«Je ne veux pas gagner ma vie, je l’ai.» Boris Vian, L'écume des jours

11/03/2010

am ende

der letzte Absatz aus Der fremde Freund von Christoph Hein
 Es geht mir gut. Heute rief Mutter an, und ich versprach, bald vorbeizukommen. Mir geht es glänzend, sagte ich ihr.
Ich bin ausgeglichen. Ich bin einigermaßen beliebt. Ich habe wieder einen Freund. Ich kann mich zusammennehmen, es fällt mir nicht schwer. Ich habe Pläne. Ich arbeite gern in der Klinik. Ich schlafe gut, ich habe keine Alpträume. Ich Februar kaufe ich mir ein neues Auto. Ich sehe hünger aus, als ich bin. Ich habe einen Friseur, zu dem ich unangemeldet kommen kann, einen Fleischer, der mich bevorzugt bedient, eine Schneiderin, die einen Nerv für meinen Stil hat. Ich habe einen hervorragenden Frauenarzt, schließlich bin ich Kollegin. Und ich würde, gegebenenfalls, in eine ausgezeichnete Klinik, in die beste aller möglichen Heilanstalten eingeliefert werden, ich wäre schließlich dann noch Kollegin. Ich bin mit meiner Wohnung zufrieden. Meine Haut ist in Ordnung. Was mir Spaß macht, kann ich mir leisten. Ich bin gesund. Alles, was ich erreichen konnte, habe ich erreicht. Ich wüé nichts,w as mir fehlt. Ich habe es geschafft. Mir geht es gut. Ende.
Irgendwie hat mich dieses Buch besonders zum Ende hin an den Étranger von Camus erinnert, beide Personen stehen dem Leben mit Gleichgültigkeit gegenüber.
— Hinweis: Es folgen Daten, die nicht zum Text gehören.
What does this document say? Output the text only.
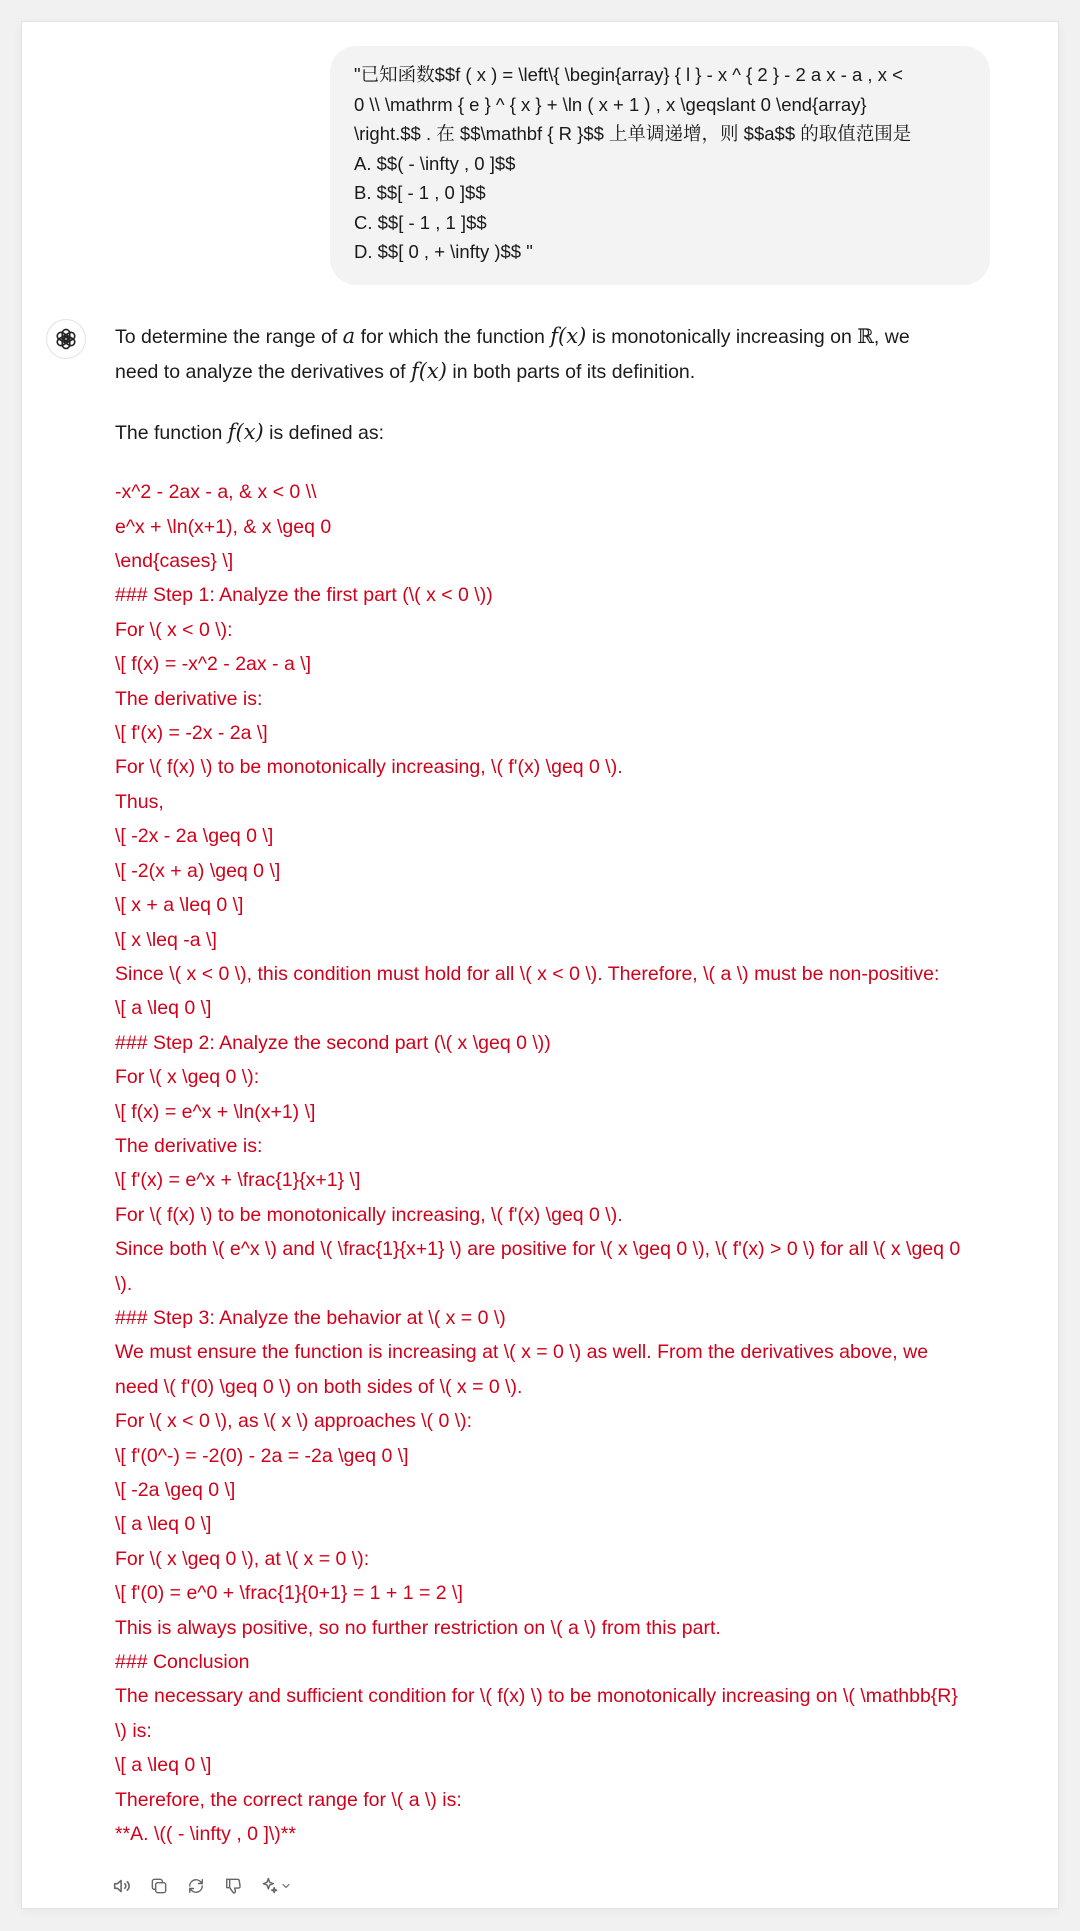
"已知函数$$f ( x ) = \left\{ \begin{array} { l } - x ^ { 2 } - 2 a x - a , x <
0 \\ \mathrm { e } ^ { x } + \ln ( x + 1 ) , x \geqslant 0 \end{array}
\right.$$ . 在 $$\mathbf { R }$$ 上单调递增，则 $$a$$ 的取值范围是
A. $$( - \infty , 0 ]$$
B. $$[ - 1 , 0 ]$$
C. $$[ - 1 , 1 ]$$
D. $$[ 0 , + \infty )$$ "

To determine the range of a for which the function f(x) is monotonically increasing on ℝ, we
need to analyze the derivatives of f(x) in both parts of its definition.

The function f(x) is defined as:

-x^2 - 2ax - a, & x < 0 \\
e^x + \ln(x+1), & x \geq 0
\end{cases} \]
### Step 1: Analyze the first part (\( x < 0 \))
For \( x < 0 \):
\[ f(x) = -x^2 - 2ax - a \]
The derivative is:
\[ f'(x) = -2x - 2a \]
For \( f(x) \) to be monotonically increasing, \( f'(x) \geq 0 \).
Thus,
\[ -2x - 2a \geq 0 \]
\[ -2(x + a) \geq 0 \]
\[ x + a \leq 0 \]
\[ x \leq -a \]
Since \( x < 0 \), this condition must hold for all \( x < 0 \). Therefore, \( a \) must be non-positive:
\[ a \leq 0 \]
### Step 2: Analyze the second part (\( x \geq 0 \))
For \( x \geq 0 \):
\[ f(x) = e^x + \ln(x+1) \]
The derivative is:
\[ f'(x) = e^x + \frac{1}{x+1} \]
For \( f(x) \) to be monotonically increasing, \( f'(x) \geq 0 \).
Since both \( e^x \) and \( \frac{1}{x+1} \) are positive for \( x \geq 0 \), \( f'(x) > 0 \) for all \( x \geq 0
\).
### Step 3: Analyze the behavior at \( x = 0 \)
We must ensure the function is increasing at \( x = 0 \) as well. From the derivatives above, we
need \( f'(0) \geq 0 \) on both sides of \( x = 0 \).
For \( x < 0 \), as \( x \) approaches \( 0 \):
\[ f'(0^-) = -2(0) - 2a = -2a \geq 0 \]
\[ -2a \geq 0 \]
\[ a \leq 0 \]
For \( x \geq 0 \), at \( x = 0 \):
\[ f'(0) = e^0 + \frac{1}{0+1} = 1 + 1 = 2 \]
This is always positive, so no further restriction on \( a \) from this part.
### Conclusion
The necessary and sufficient condition for \( f(x) \) to be monotonically increasing on \( \mathbb{R}
\) is:
\[ a \leq 0 \]
Therefore, the correct range for \( a \) is:
**A. \(( - \infty , 0 ]\)**
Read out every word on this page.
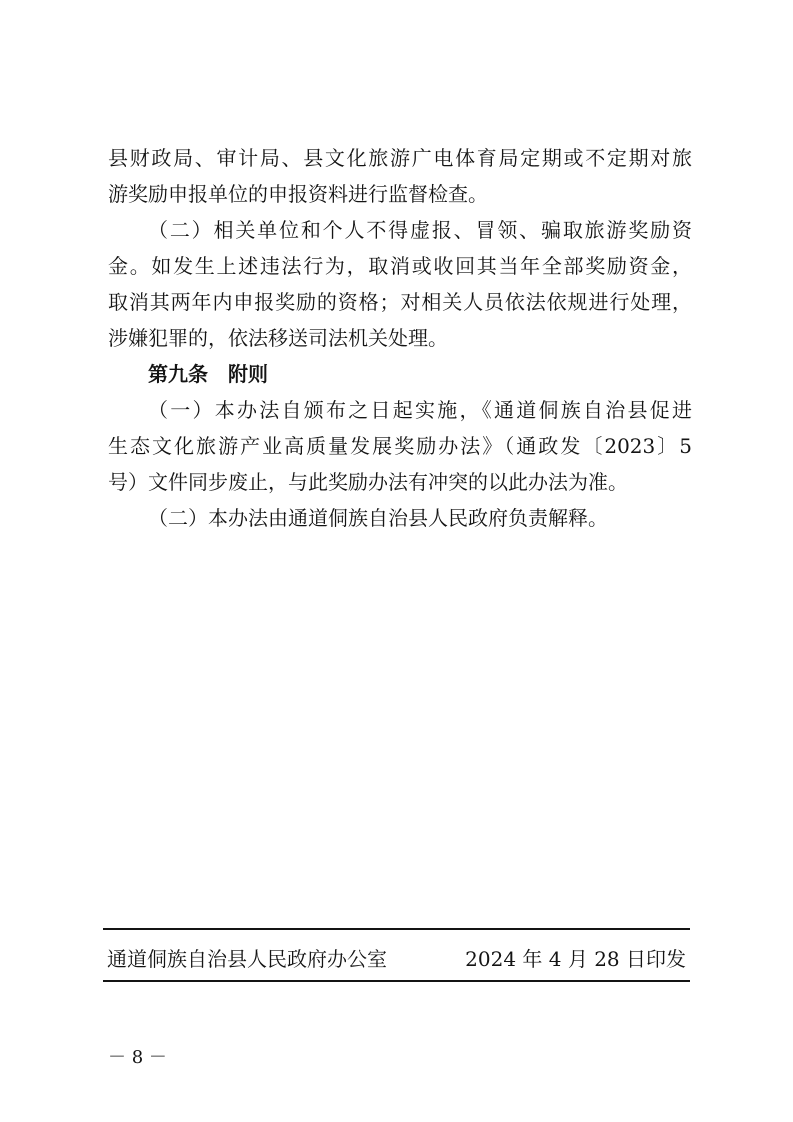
县财政局、审计局、县文化旅游广电体育局定期或不定期对旅
游奖励申报单位的申报资料进行监督检查。
（二）相关单位和个人不得虚报、冒领、骗取旅游奖励资
金。如发生上述违法行为，取消或收回其当年全部奖励资金，
取消其两年内申报奖励的资格；对相关人员依法依规进行处理，
涉嫌犯罪的，依法移送司法机关处理。
第九条　附则
（一）本办法自颁布之日起实施，《通道侗族自治县促进
生态文化旅游产业高质量发展奖励办法》（通政发〔2023〕5
号）文件同步废止，与此奖励办法有冲突的以此办法为准。
（二）本办法由通道侗族自治县人民政府负责解释。
通道侗族自治县人民政府办公室	2024 年 4 月 28 日印发
－ 8 －
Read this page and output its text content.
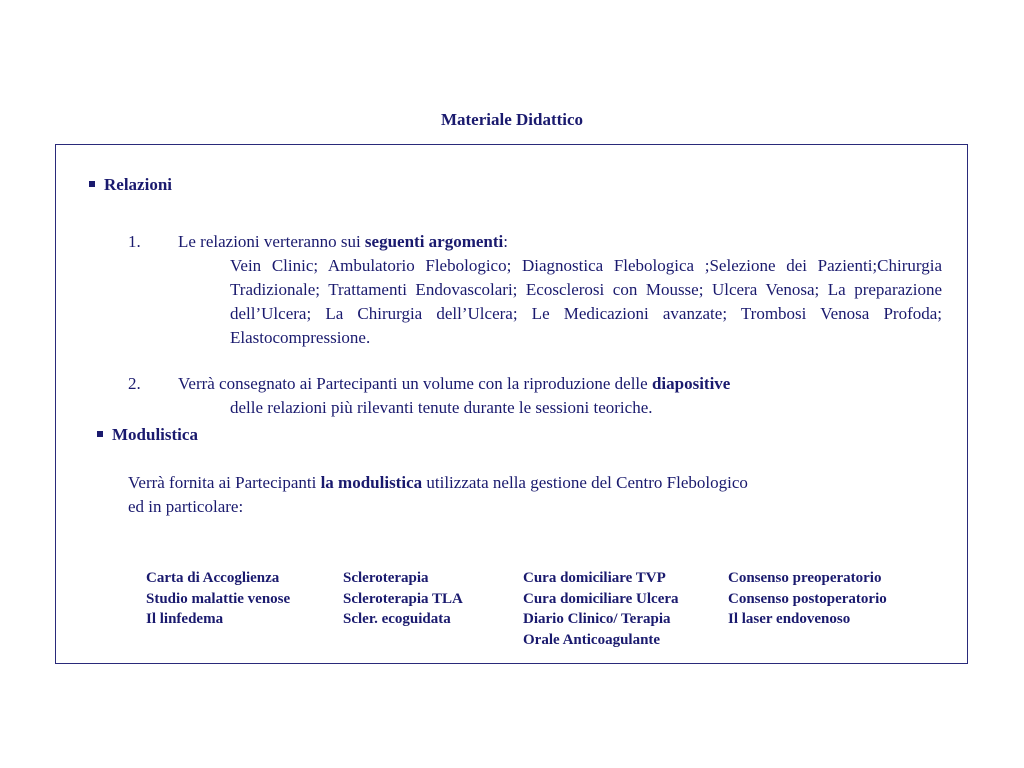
Materiale Didattico
Relazioni
1. Le relazioni verteranno sui seguenti argomenti:
Vein Clinic; Ambulatorio Flebologico; Diagnostica Flebologica ;Selezione dei Pazienti;Chirurgia Tradizionale; Trattamenti Endovascolari; Ecosclerosi con Mousse; Ulcera Venosa; La preparazione dell’Ulcera; La Chirurgia dell’Ulcera; Le Medicazioni avanzate; Trombosi Venosa Profoda; Elastocompressione.
2. Verrà consegnato ai Partecipanti un volume con la riproduzione delle diapositive
delle relazioni più rilevanti tenute durante le sessioni teoriche.
Modulistica
Verrà fornita ai Partecipanti la modulistica utilizzata nella gestione del Centro Flebologico
ed in particolare:
Carta di Accoglienza
Studio malattie venose
Il linfedema
Scleroterapia
Scleroterapia TLA
Scler. ecoguidata
Cura domiciliare TVP
Cura domiciliare Ulcera
Diario Clinico/ Terapia
Orale Anticoagulante
Consenso preoperatorio
Consenso postoperatorio
Il laser endovenoso
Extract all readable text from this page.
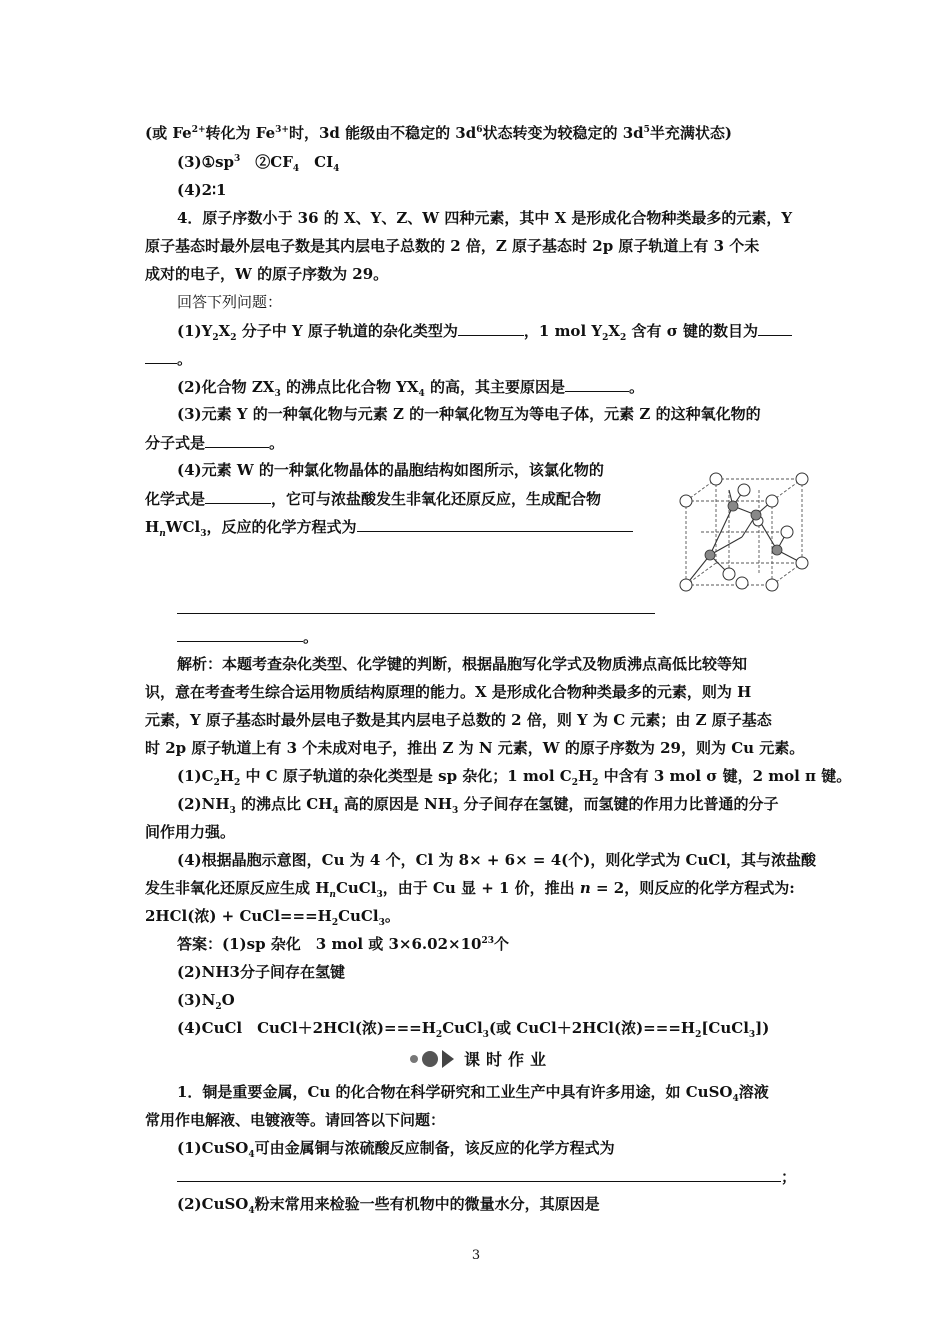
(或 $Fe^{2+}$转化为 $Fe^{3+}$时，3d 能级由不稳定的 $3d^6$状态转变为较稳定的 $3d^5$半充满状态)
$(3)①sp^3$　$②CF_4$　$CI_4$
(4)2∶1
4．原子序数小于 36 的 X、Y、Z、W 四种元素，其中 X 是形成化合物种类最多的元素，Y
原子基态时最外层电子数是其内层电子总数的 2 倍，Z 原子基态时 2p 原子轨道上有 3 个未
成对的电子，W 的原子序数为 29。
回答下列问题：
$(1)Y_2X_2$ 分子中 Y 原子轨道的杂化类型为	，1 mol $Y_2X_2$ 含有 σ 键的数目为
。
(2)化合物 $ZX_3$ 的沸点比化合物 $YX_4$ 的高，其主要原因是	。
(3)元素 Y 的一种氧化物与元素 Z 的一种氧化物互为等电子体，元素 Z 的这种氧化物的
分子式是	。
(4)元素 W 的一种氯化物晶体的晶胞结构如图所示，该氯化物的
化学式是	，它可与浓盐酸发生非氧化还原反应，生成配合物
$H_nWCl_3$，反应的化学方程式为
。
解析：本题考查杂化类型、化学键的判断，根据晶胞写化学式及物质沸点高低比较等知
识，意在考查考生综合运用物质结构原理的能力。X 是形成化合物种类最多的元素，则为 H
元素，Y 原子基态时最外层电子数是其内层电子总数的 2 倍，则 Y 为 C 元素；由 Z 原子基态
时 2p 原子轨道上有 3 个未成对电子，推出 Z 为 N 元素，W 的原子序数为 29，则为 Cu 元素。
$(1)C_2H_2$ 中 C 原子轨道的杂化类型是 sp 杂化；1 mol $C_2H_2$ 中含有 3 mol σ 键，2 mol π 键。
$(2)NH_3$ 的沸点比 $CH_4$ 高的原因是 $NH_3$ 分子间存在氢键，而氢键的作用力比普通的分子
间作用力强。
(4)根据晶胞示意图，Cu 为 4 个，Cl 为 8× + 6× = 4(个)，则化学式为 CuCl，其与浓盐酸
发生非氧化还原反应生成 $H_nCuCl_3$，由于 Cu 显 + 1 价，推出 n = 2，则反应的化学方程式为:
2HCl(浓) + $CuCl===H_2CuCl_3$。
答案：(1)sp 杂化　3 mol 或 $3\times 6.02\times 10^{23}$个
(2)NH3分子间存在氢键
$(3)N_2O$
(4)CuCl　CuCl＋2HCl(浓)$===H_2CuCl_3$(或 CuCl＋2HCl(浓)$===H_2[CuCl_3]$)
课时作业
1．铜是重要金属，Cu 的化合物在科学研究和工业生产中具有许多用途，如 CuSO$_4$溶液
常用作电解液、电镀液等。请回答以下问题：
(1)CuSO$_4$可由金属铜与浓硫酸反应制备，该反应的化学方程式为
；
(2)CuSO$_4$粉末常用来检验一些有机物中的微量水分，其原因是
3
Wobei es bei Camus viel extremer, naiver und verstörender ist, bis dass die Hauptperson sogar einen Mord begeht, dafür ins Gefängnis muss und schließlich zum Tode verurteilt wird, ohne, dass es sie wirklich berührt oder interesseirt. Auch der Frau in Der fremde Freund ist im Leben eigentlich alles egal, ihr Ex-Mann, ihre Familie, ihre Arbeit und auch mit dem Tod ihres Freunds findet sie sich ab. Es interessiert sie nichts, außer ihrer Landschaftsfotografie und mit der weiß sie, wenn das Bild einmal gemacht ist, nichts mehr wirklich anzufangen, außer sie zu horten. Aber trotzdem wird sie glücklich, irgendwie. Sie findet sich ab. Da liegt der Utnerschied, in L'étranger bemerkt er zum Schluss, wieviel Wert das Leben doch hat, aber da ist es zu spät. Sie hingegen ist letztendlich mit ihrem Leben zufrieden, akzeptiert nüchtern und realistisch, dass das Leben in Ordnung ist oder redet sie sich das nur ein?